The meteoric rise of these early adopters inspired many entrepreneurs to start their own subscription businesses or add their own subscription models in an attempt to soak up the perceivable addressable market and capitalize on the holy grail of recurring revenues. This led to a "subscription boom", and many questioned if it was a fad or here to stay.
Meanwhile, Shopify and Amazon continued to help facilitate the mass adoption of transactional ecommerce by businesses and consumers. Shopify's app store in particular allowed developers to push the limits of transactional online ecommerce with clever and innovative ways to maximize profit.
Models including curation, replenishment, access, and more became more defined under the umbrella of "subscription". Key metrics and terminology were adopted from the more mature SaaS industry, which had already been using a subscription-driven model for quite some time.
Consumers slowly became used to subscriptions as their exposure to them increased. Not only did they love the convenience, but they also grew fond of this new breed of brands that they could both experience and relate to.
In 2020, the pandemic took hold of the world, and further accelerated the adoption of online retail as well as the need and willingness to subscribe to services. Many local retail businesses adapted by introducing subscription models.
Entrepreneurs and businesses were stuck on “this or that” thinking, lacking the mental framework and technology to seamlessly merge their business model while prioritizing subscription. This led to the perpetuation of poor execution as newcomers didn’t have good examples for inspiration. The market was awkwardly yet admirably trying to create a different type of business, but despite entrepreneurs having an idea about what they wanted to achieve, they didn’t have the means to bring it to life.
This is when we recognized that amongst all the noise, a new type of business had emerged.
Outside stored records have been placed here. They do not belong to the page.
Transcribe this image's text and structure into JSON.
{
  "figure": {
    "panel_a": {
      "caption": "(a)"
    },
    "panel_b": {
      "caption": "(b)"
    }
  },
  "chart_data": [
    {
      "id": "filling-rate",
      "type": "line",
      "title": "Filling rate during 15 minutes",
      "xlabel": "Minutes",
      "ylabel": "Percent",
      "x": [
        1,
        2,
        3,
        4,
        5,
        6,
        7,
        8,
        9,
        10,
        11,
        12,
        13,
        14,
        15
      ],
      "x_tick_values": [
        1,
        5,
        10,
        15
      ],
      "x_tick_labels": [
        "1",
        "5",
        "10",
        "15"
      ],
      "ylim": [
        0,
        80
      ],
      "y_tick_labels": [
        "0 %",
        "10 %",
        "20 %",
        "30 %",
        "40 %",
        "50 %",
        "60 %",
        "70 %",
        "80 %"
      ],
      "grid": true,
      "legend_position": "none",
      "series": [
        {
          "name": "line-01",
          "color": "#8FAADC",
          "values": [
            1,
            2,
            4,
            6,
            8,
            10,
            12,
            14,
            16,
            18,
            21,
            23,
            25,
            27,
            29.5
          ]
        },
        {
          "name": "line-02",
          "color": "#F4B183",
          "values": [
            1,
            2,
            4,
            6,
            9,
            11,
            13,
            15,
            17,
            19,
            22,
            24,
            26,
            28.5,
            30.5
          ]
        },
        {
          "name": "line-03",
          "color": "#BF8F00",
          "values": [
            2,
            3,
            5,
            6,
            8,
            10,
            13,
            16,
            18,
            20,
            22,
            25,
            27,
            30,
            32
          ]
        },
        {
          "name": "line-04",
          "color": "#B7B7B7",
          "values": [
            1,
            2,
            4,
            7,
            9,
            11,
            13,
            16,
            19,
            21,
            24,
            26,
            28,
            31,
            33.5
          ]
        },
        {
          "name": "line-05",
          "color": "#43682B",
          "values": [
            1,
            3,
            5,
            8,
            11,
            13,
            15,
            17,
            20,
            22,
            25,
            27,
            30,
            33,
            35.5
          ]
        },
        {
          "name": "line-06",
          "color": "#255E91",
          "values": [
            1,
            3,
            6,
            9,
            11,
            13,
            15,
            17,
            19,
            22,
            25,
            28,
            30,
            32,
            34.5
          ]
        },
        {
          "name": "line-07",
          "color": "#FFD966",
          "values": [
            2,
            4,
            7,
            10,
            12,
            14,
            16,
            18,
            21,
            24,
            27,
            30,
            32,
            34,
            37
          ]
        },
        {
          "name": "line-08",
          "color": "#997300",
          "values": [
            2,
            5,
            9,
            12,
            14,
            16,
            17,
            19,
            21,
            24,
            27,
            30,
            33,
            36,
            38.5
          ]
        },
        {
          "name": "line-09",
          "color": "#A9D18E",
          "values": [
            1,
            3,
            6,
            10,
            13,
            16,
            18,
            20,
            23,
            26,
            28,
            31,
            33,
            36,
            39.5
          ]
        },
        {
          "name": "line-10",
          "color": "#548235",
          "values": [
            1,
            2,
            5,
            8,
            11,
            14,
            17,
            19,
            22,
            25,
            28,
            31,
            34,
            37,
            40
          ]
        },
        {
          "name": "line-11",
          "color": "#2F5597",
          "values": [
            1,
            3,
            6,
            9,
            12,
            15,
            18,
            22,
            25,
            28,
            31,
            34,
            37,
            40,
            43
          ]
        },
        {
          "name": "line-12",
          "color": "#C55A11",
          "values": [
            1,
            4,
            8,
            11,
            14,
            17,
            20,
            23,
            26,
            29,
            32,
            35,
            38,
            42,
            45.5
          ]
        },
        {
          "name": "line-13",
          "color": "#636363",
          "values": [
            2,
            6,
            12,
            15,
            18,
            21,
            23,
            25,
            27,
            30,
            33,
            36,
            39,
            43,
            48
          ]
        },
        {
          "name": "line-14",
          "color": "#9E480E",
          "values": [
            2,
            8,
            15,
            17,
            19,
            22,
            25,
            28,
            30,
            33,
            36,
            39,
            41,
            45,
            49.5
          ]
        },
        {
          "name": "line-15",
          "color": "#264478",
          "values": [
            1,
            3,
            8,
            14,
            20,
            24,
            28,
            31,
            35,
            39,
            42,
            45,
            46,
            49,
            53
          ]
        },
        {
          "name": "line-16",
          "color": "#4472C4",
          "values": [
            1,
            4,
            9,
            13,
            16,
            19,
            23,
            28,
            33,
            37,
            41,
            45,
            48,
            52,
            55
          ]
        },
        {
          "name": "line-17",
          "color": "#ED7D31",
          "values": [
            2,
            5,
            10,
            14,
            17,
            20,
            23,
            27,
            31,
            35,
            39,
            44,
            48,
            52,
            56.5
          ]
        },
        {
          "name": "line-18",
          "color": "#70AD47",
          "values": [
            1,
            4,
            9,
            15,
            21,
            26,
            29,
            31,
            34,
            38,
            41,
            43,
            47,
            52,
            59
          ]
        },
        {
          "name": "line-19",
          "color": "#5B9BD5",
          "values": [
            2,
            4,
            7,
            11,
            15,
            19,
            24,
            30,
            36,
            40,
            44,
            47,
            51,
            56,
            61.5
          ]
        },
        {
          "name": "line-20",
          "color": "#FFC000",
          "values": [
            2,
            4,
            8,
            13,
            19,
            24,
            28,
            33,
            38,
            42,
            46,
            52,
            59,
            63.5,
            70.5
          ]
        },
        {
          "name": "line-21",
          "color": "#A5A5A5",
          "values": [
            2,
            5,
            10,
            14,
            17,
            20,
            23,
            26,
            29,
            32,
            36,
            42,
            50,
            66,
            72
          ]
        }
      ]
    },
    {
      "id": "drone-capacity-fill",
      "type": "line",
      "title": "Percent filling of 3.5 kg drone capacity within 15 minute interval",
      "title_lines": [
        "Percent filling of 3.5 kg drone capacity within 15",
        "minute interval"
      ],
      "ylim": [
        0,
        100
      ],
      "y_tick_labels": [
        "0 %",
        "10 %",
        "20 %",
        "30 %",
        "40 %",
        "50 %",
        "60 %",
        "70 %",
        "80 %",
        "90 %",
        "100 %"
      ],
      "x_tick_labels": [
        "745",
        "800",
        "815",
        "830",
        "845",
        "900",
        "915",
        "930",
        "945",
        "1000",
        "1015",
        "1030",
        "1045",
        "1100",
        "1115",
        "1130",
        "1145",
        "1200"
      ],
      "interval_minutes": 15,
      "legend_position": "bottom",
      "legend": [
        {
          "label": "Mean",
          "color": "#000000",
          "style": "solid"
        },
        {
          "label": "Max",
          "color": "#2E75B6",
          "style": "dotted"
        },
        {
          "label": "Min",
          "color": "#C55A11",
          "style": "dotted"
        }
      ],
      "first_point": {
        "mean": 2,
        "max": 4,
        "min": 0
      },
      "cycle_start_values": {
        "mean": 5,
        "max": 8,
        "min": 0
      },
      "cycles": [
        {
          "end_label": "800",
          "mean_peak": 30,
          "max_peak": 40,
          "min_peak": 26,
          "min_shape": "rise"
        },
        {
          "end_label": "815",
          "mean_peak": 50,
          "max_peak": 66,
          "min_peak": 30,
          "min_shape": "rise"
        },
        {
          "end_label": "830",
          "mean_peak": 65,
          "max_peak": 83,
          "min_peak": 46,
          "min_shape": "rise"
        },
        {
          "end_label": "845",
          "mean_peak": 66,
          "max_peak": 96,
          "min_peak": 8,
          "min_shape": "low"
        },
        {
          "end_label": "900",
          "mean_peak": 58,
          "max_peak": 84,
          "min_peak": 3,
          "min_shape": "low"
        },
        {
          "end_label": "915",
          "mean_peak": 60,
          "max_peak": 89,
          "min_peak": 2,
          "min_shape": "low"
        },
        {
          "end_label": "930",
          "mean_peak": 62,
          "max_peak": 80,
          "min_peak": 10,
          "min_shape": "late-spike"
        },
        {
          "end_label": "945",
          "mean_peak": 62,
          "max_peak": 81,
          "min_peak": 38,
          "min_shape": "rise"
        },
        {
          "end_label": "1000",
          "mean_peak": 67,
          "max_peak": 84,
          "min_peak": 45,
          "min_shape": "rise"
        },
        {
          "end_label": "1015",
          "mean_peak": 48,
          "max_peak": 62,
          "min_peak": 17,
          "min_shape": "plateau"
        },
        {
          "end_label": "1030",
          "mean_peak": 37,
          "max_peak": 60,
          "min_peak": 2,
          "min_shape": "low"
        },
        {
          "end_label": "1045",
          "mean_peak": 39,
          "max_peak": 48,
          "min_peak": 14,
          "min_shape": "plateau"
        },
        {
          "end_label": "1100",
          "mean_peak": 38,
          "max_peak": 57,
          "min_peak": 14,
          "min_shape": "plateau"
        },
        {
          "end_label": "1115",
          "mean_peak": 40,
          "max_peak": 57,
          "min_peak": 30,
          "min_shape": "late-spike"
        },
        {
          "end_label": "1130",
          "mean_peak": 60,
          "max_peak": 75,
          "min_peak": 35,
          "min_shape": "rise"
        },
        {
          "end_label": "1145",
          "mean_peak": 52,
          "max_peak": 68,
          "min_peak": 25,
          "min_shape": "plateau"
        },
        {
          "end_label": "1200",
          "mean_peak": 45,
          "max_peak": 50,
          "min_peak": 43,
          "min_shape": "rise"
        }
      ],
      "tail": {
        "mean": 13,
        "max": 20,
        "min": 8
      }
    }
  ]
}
In a sense, it wasn't completely new — the companies mentioned earlier were all perfectly valid examples and had already been around for a long time — it just hadn't been articulated yet.
This new type of business isn't transactional, nor is it subscription-based or any of the sub-models within it. It isn't digital or physical, and it isn't online or retail. It's any and all of the above, but with a specific priority: subscription-first, where the primary sales intent is selling subscriptions.
The market naturally evolved and so did our product, but when we truly identified this new breed of business, we realized we had already been building the only subscription-first platform all along.
This new type of business is more value-aligned with customers than anything that came before it. It's also more advanced due to the complex needs of the business model behind it, which requires more sophisticated technology.
The businesses mentioned in the introduction required teams of engineers and millions in funding to bring their visions to life. Their only alternative was a shoehorned setup using multiple platforms and/or plugins.
We've identified the principles that make up a subscription-first business that other solutions fail to solve for, which largely explains many of the symptoms mentioned above.
Online subscription retail emerged around 10 years ago. Transactional and subscription models naturally converged, but the execution was generally bad due to a lack of mental frameworks, education, examples and tech – it was only accessible to well-funded businesses. We identify this new type of business as being "subscription-first", which is a hybrid business model with a primary focus of selling subscriptions. Our goal is to make it more accessible and easy to launch and run a well-executed subscription-first business that lives out the principles.